Cevap hayır gibi görünüyor, çünkü ölümsüzlüğümüzü yalnızca başkaları deneyimleyecek: ardışık versiyonlarımız her zaman orada olacağız. onlara ne olduğunu anlatın ve hafızamızı devam ettirin, ancak olduğumuz tekil versiyon, vücudumuzda yaşayan o tekrarlanamaz ve eşsiz birey, ölü. Ve bu anlamda, klonlarımız gerçekten bizimle aynı kişi mi yoksa aynı şeyi taşıyan oldukça farklı insanlar mı? yazılımyani aynı düşünce tarzı ve aynı anılar mı?
Cevapsız bir soru
Sonuç olarak ölüm, kişisel hikayenin kesin kesintisi gibi görünüyor: arsanın sonu değil, hikayenin sonu. hikaye anlatıcısı. İşte tam da bu kadar ızdırap verici: iletilebilirlikten yoksun olması, bir deneyimde, yani varlığımızı organize eden kendi hikâyesini kontrol etme kapasitesinde.
Nihayetinde ölüm hayali bir alandır: ondan ne zaman uzaklaşsak, yani hayatta olduğumuz her zaman hayal edebileceğimiz zihinsel bir yer.

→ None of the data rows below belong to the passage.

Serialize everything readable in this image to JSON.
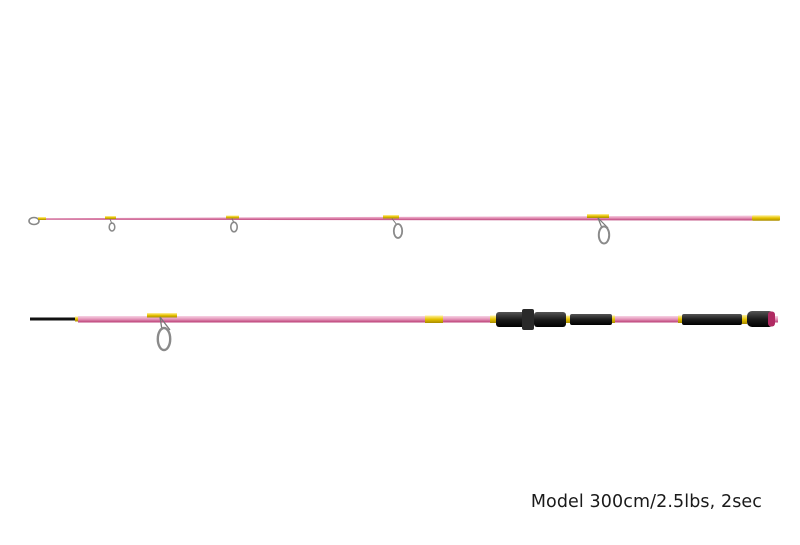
{
  "caption": "Model 300cm/2.5lbs, 2sec",
  "colors": {
    "blank": "#e8a0c0",
    "blank_edge": "#b83b73",
    "blank_highlight": "#f7d3e4",
    "gold": "#e6c200",
    "gold_dark": "#a88a00",
    "guide_ring": "#8a8a8a",
    "handle": "#1c1c1c",
    "tip": "#111111"
  },
  "items": {
    "tip_section": "tip-section",
    "butt_section": "butt-section"
  }
}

Ya da en fazla, Epikuros'un da belirttiği gibi, arkamızdan gelen bir fenomen olabilir: “ölüm bir kuruntudur, çünkü ben varken, değildir; ve o olduğunda ben orada değilim”.
Referanslar:
- içinde "Deneme" Vikipedi.
- içinde "Ölüm" Vikipedi.
- Flor Hernández tarafından "Ölümün anlamı" Üniversite Dijital Dergisi Meksika Ulusal Özerk Üniversitesi'nden (UNAM).
- "Ölüm tam olarak nedir?" üzerinde Bilimsel amerikalı.
- "Ölümün Tanımı" Stanford Felsefe Ansiklopedisi.
- içinde "Ölüm" Britannica Ansiklopedisi.
Deneme nedir?
NS Ölçek bu bir edebi türMetni nesir olarak yazılması ve belirli bir konuyu serbestçe ele almasıyla karakterize edilen, argümanlar ve yazarın takdirlerinin yanı sıra eseri süslemeyi ve estetik özelliklerini geliştirmeyi mümkün kılan edebi ve şiirsel kaynaklar. Avrupa Rönesansında doğan bir tür olarak kabul edilir, her şeyden önce Fransız yazar Michel de Montaigne'nin (1533-1592) kaleminden meyve, ve yüzyıllar boyunca fikirleri yapılandırılmış, didaktik ve resmi.